UMB venture advisor Darryl Carter, M.D., knows something about impeccable timing – and luck. In June of 2008, Dr. Carter and his co-founder Chris McClain successfully raised $25 million in Series A for their startup, Nora Therapeutics. This was right before the epic market crash in the fall of 2008. “We were the last deal of that magnitude back then,” recalls Dr. Carter.

He and Mr. McClain worked diligently for a year with their lead investor, Biomark Capital, to win the firm’s financial commitment for Nora’s bone marrow therapy. The product candidate was developed to help women with unexplained recurrent pregnancy loss.  At the same time, Dr. Carter worked closely with the FDA to obtain orphan drug designation and to delineate the clinical development program with formal written guidance. “We were told by the VCs that we brought something to them on a silver platter,” Dr. Carter muses. The company was poised for an initial public offering (IPO) when its Phase 2 clinical trial data suddenly turned against the founders. The company wound down in late 2015.

His remarkable journey as a first-time entrepreneur was no mid-career distraction. He had been dreaming of starting his own company since he was a med student at the University of Medicine and Dentistry of New Jersey. Dr. Carter religiously attended networking events where VCs, founders and patent experts mingled. Years later, as a faculty member and practicing physician at Johns Hopkins School of Medicine and Hospital, he landed upon an idea to repurpose a biologic. He left the world of academia to found Nora, and never looked back.

Dr. Carter’s experience leading a startup to a potential IPO has been instrumental at UM Ventures and UMB where he works with faculty and students on new ideas with market potential.  A notable accomplishment for Dr. Carter and UM Ventures is the recent sale of Living Pharma, a startup co-founded by Eduardo Davila, PhD, a UMB immunotherapy researcher, to Lentigen Technology Inc., a subsidiary of Miltenyi Biotec GmbH. The July 2017 acquisition of Living Pharma, which develops personalized chimeric antigen receptor (CAR) T-cell therapies targeting various cancers, marked one of the first successful exit strategies for a UMB start-up.

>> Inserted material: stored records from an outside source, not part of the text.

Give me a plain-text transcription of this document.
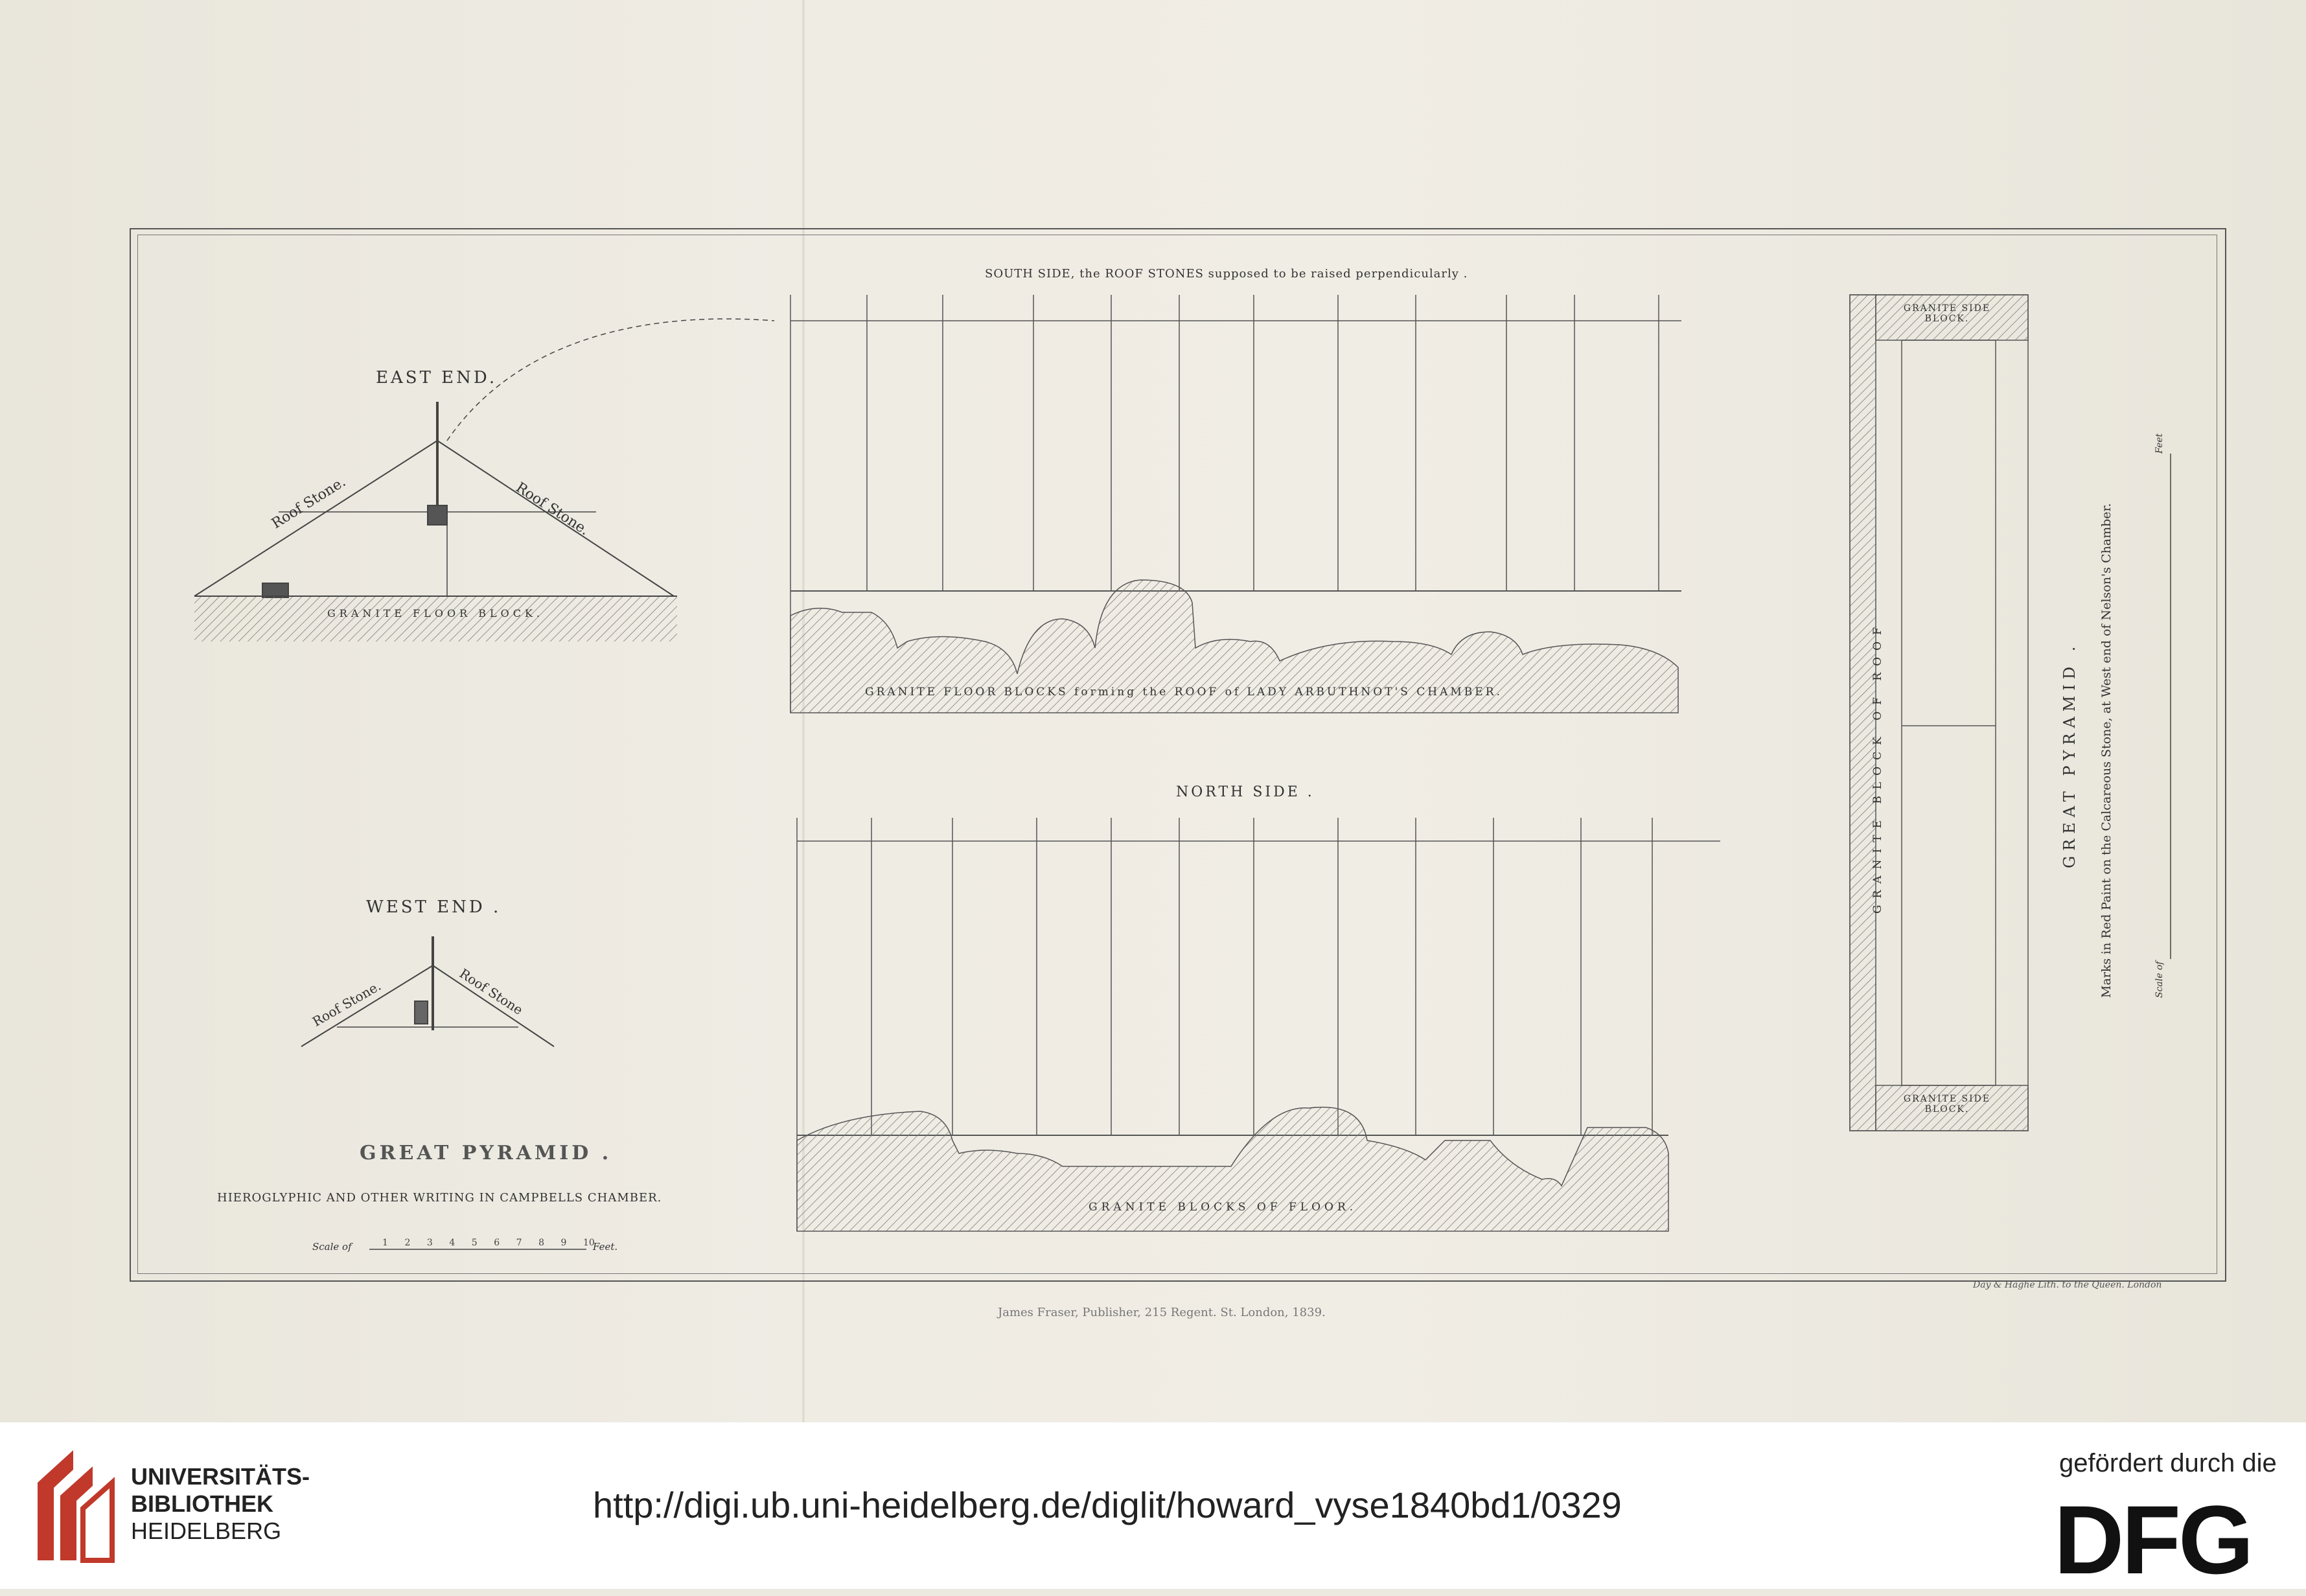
1 2 3 4 5 6 7 8 9 10
EAST END.
Roof Stone.	Roof Stone.
GRANITE FLOOR BLOCK.
WEST END .
Roof Stone.	Roof Stone
SOUTH SIDE, the ROOF STONES supposed to be raised perpendicularly .
GRANITE FLOOR BLOCKS forming the ROOF of LADY ARBUTHNOT'S CHAMBER.
NORTH SIDE .
GRANITE BLOCKS OF FLOOR.
GREAT PYRAMID .
HIEROGLYPHIC AND OTHER WRITING IN CAMPBELLS CHAMBER.
Scale of	Feet.
GRANITE SIDE BLOCK.
GRANITE SIDE BLOCK.
GRANITE BLOCK OF ROOF	GREAT PYRAMID . Marks in Red Paint on the Calcareous Stone, at West end of Nelson's Chamber.	Scale of
Feet
James Fraser, Publisher, 215 Regent. St. London, 1839.
Day & Haghe Lith. to the Queen. London
UNIVERSITÄTS-
BIBLIOTHEK
HEIDELBERG
http://digi.ub.uni-heidelberg.de/diglit/howard_vyse1840bd1/0329
gefördert durch die
DFG
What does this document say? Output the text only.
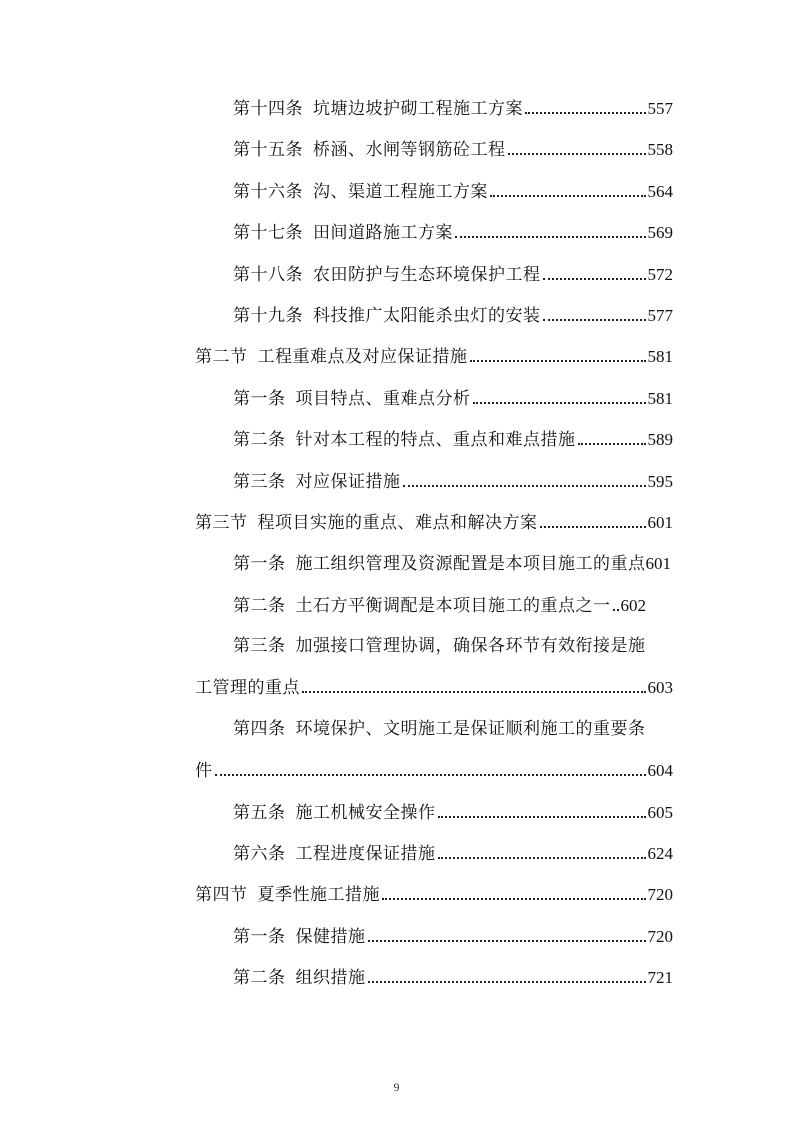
第十四条 坑塘边坡护砌工程施工方案	557
第十五条 桥涵、水闸等钢筋砼工程	558
第十六条 沟、渠道工程施工方案	564
第十七条 田间道路施工方案	569
第十八条 农田防护与生态环境保护工程	572
第十九条 科技推广太阳能杀虫灯的安装	577
第二节 工程重难点及对应保证措施	581
第一条 项目特点、重难点分析	581
第二条 针对本工程的特点、重点和难点措施	589
第三条 对应保证措施	595
第三节 程项目实施的重点、难点和解决方案	601
第一条 施工组织管理及资源配置是本项目施工的重点 601
第二条 土石方平衡调配是本项目施工的重点之一 602
第三条 加强接口管理协调，确保各环节有效衔接是施
工管理的重点	603
第四条 环境保护、文明施工是保证顺利施工的重要条
件	604
第五条 施工机械安全操作	605
第六条 工程进度保证措施	624
第四节 夏季性施工措施	720
第一条 保健措施	720
第二条 组织措施	721
9
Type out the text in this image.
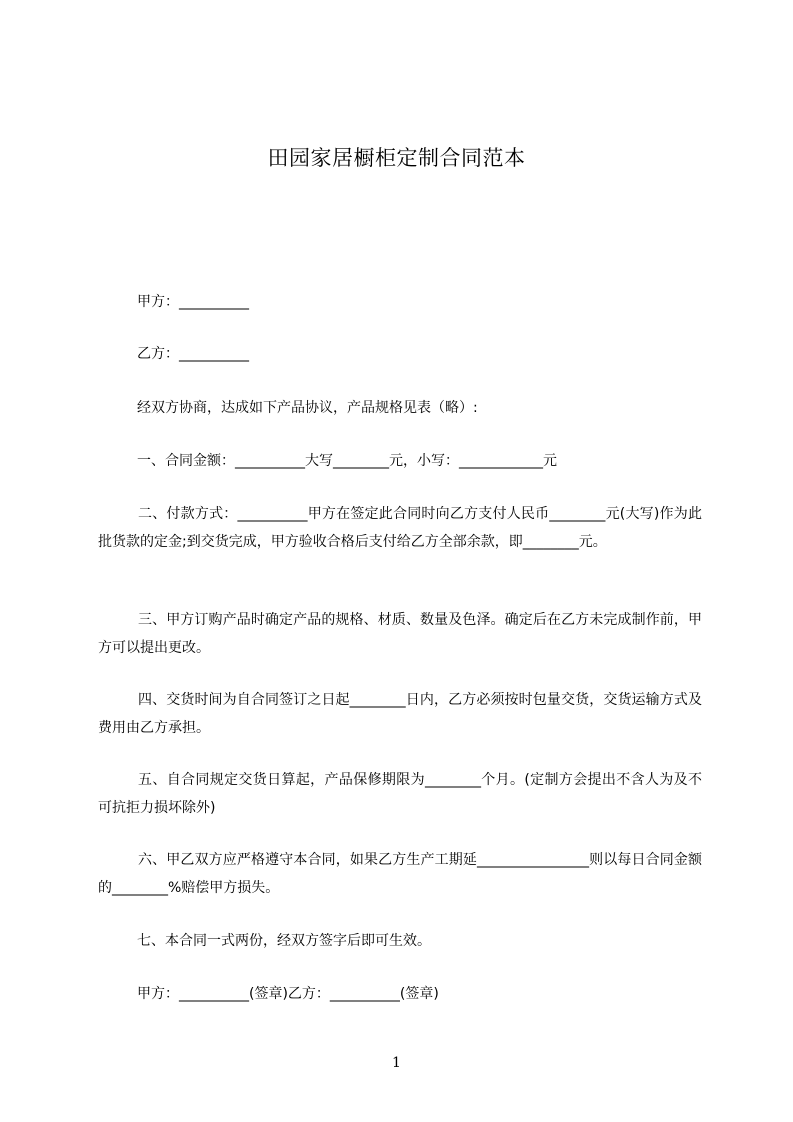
田园家居橱柜定制合同范本
甲方：__________
乙方：__________
经双方协商，达成如下产品协议，产品规格见表（略）:
一、合同金额：__________大写________元，小写：____________元
二、付款方式：__________甲方在签定此合同时向乙方支付人民币________元(大写)作为此批货款的定金;到交货完成，甲方验收合格后支付给乙方全部余款，即________元。
三、甲方订购产品时确定产品的规格、材质、数量及色泽。确定后在乙方未完成制作前，甲方可以提出更改。
四、交货时间为自合同签订之日起________日内，乙方必须按时包量交货，交货运输方式及费用由乙方承担。
五、自合同规定交货日算起，产品保修期限为________个月。(定制方会提出不含人为及不可抗拒力损坏除外)
六、甲乙双方应严格遵守本合同，如果乙方生产工期延________________则以每日合同金额的________%赔偿甲方损失。
七、本合同一式两份，经双方签字后即可生效。
甲方：__________(签章)乙方：__________(签章)
1
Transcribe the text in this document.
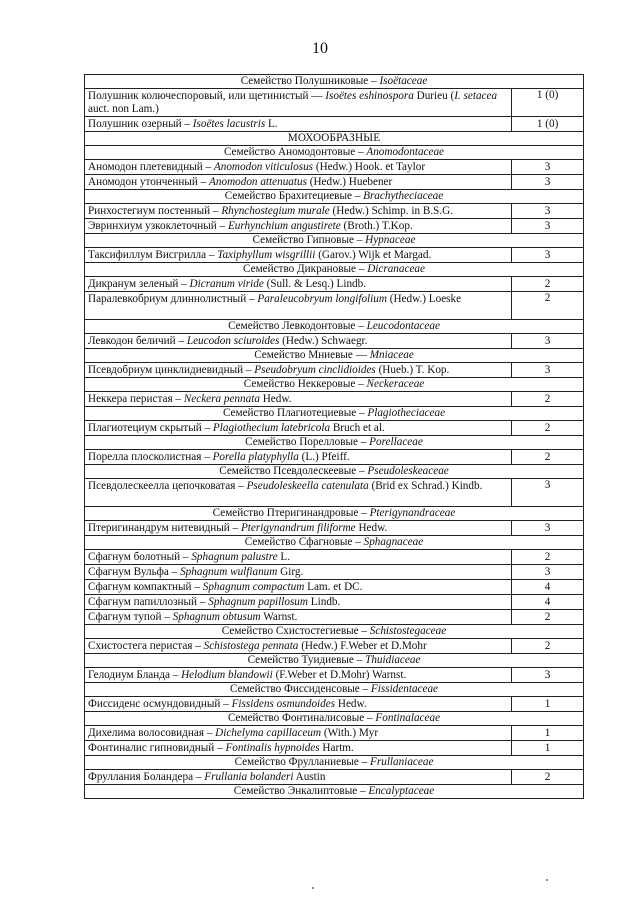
10
Семейство Полушниковые – Isoëtaceae	
Полушник колючеспоровый, или щетинистый — Isoëtes eshinospora Durieu (I. setacea auct. non Lam.)	1 (0)
Полушник озерный – Isoëtes lacustris L.	1 (0)
МОХООБРАЗНЫЕ	
Семейство Аномодонтовые – Anomodontaceae	
Аномодон плетевидный – Anomodon viticulosus (Hedw.) Hook. et Taylor	3
Аномодон утонченный – Anomodon attenuatus (Hedw.) Huebener	3
Семейство Брахитециевые – Brachytheciaceae	
Ринхостегиум постенный – Rhynchostegium murale (Hedw.) Schimp. in B.S.G.	3
Эвринхиум узкоклеточный – Eurhynchium angustirete (Broth.) T.Kop.	3
Семейство Гипновые – Hypnaceae	
Таксифиллум Висгрилла – Taxiphyllum wisgrillii (Garov.) Wijk et Margad.	3
Семейство Дикрановые – Dicranaceae	
Дикранум зеленый – Dicranum viride (Sull. & Lesq.) Lindb.	2
Паралевкобриум длиннолистный – Paraleucobryum longifolium (Hedw.) Loeske	2
Семейство Левкодонтовые – Leucodontaceae	
Левкодон беличий – Leucodon sciuroides (Hedw.) Schwaegr.	3
Семейство Мниевые — Mniaceae	
Псевдобриум цинклидиевидный – Pseudobryum cinclidioides (Hueb.) T. Kop.	3
Семейство Неккеровые – Neckeraceae	
Неккера перистая – Neckera pennata Hedw.	2
Семейство Плагиотециевые – Plagiotheciaceae	
Плагиотециум скрытый – Plagiothecium latebricola Bruch et al.	2
Семейство Порелловые – Porellaceae	
Порелла плосколистная – Porella platyphylla (L.) Pfeiff.	2
Семейство Псевдолескеевые – Pseudoleskeaceae	
Псевдолескеелла цепочковатая – Pseudoleskeella catenulata (Brid ex Schrad.) Kindb.	3
Семейство Птеригинандровые – Pterigynandraceae	
Птеригинандрум нитевидный – Pterigynandrum filiforme Hedw.	3
Семейство Сфагновые – Sphagnaceae	
Сфагнум болотный – Sphagnum palustre L.	2
Сфагнум Вульфа – Sphagnum wulfianum Girg.	3
Сфагнум компактный – Sphagnum compactum Lam. et DC.	4
Сфагнум папиллозный – Sphagnum papillosum Lindb.	4
Сфагнум тупой – Sphagnum obtusum Warnst.	2
Семейство Схистостегиевые – Schistostegaceae	
Схистостега перистая – Schistostega pennata (Hedw.) F.Weber et D.Mohr	2
Семейство Туидиевые – Thuidiaceae	
Гелодиум Бланда – Helodium blandowii (F.Weber et D.Mohr) Warnst.	3
Семейство Фиссиденсовые – Fissidentaceae	
Фиссиденс осмундовидный – Fissidens osmundoides Hedw.	1
Семейство Фонтиналисовые – Fontinalaceae	
Дихелима волосовидная – Dichelyma capillaceum (With.) Myr	1
Фонтиналис гипновидный – Fontinalis hypnoides Hartm.	1
Семейство Фруллaниевые – Frullaniaceae	
Фруллания Боландера – Frullania bolanderi Austin	2
Семейство Энкалиптовые – Encalyptaceae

Dr. Carter spends what few hours he has for leisure playing chess against a program called Deep Shredder. He equates his love for startups to the careful planning stage of the game while waiting for the right moment to attack. “I like to work with faculty members at an early stage to see if there is scientific and clinical soundness, unmet medical need and commercial potential. If all the right elements are there, I like moving the chess pieces in the correct order to advance the technology.”

He’s equally enthusiastic about working with students. He mentors a UM graduate student-led initiative to commercialize a diagnostic technology for leukemia, through the startup Nanobernetics. “My training was in blood and bone marrow disease, so finding new treatments for leukemia is my passion.”

If there’s one thing that Dr. Carter would tell faculty members wanting to start a company, it’s this: be realistic about your role. “They usually want to keep their day jobs, but being an entrepreneur is all consuming. They will usually only be able to serve as an advisor to the company and trust the management team that we put in place, unless they choose to leave academia and pursue startup life on a full-time basis.”

Dr. Carter, who says he works 100 hours a week between UM Ventures and his latest startup, Otter Immuno-Oncology, is somewhat of a startup addict. “A startup is a highly efficient translational vehicle to go from a mere idea to the patient’s bedside, and it’s an adrenaline rush.” He talks excitedly about his recent work with Scott E. Strome, M.D., an internationally renowned head and neck surgeon and Chair, Department Of Otorhinolaryngology - Head & Neck Surgery, University of Maryland School of Medicine. Dr. Strome has a “very promising innovation” that Carter says he would love to fold into Otter at some point.

“Entrepreneurship is not what you do when you can’t do anything else,” Dr. Carter says.  “In fact, it’s quite the opposite. It’s the hardest thing I have ever done professionally and the most rewarding thing I’ve ever done.”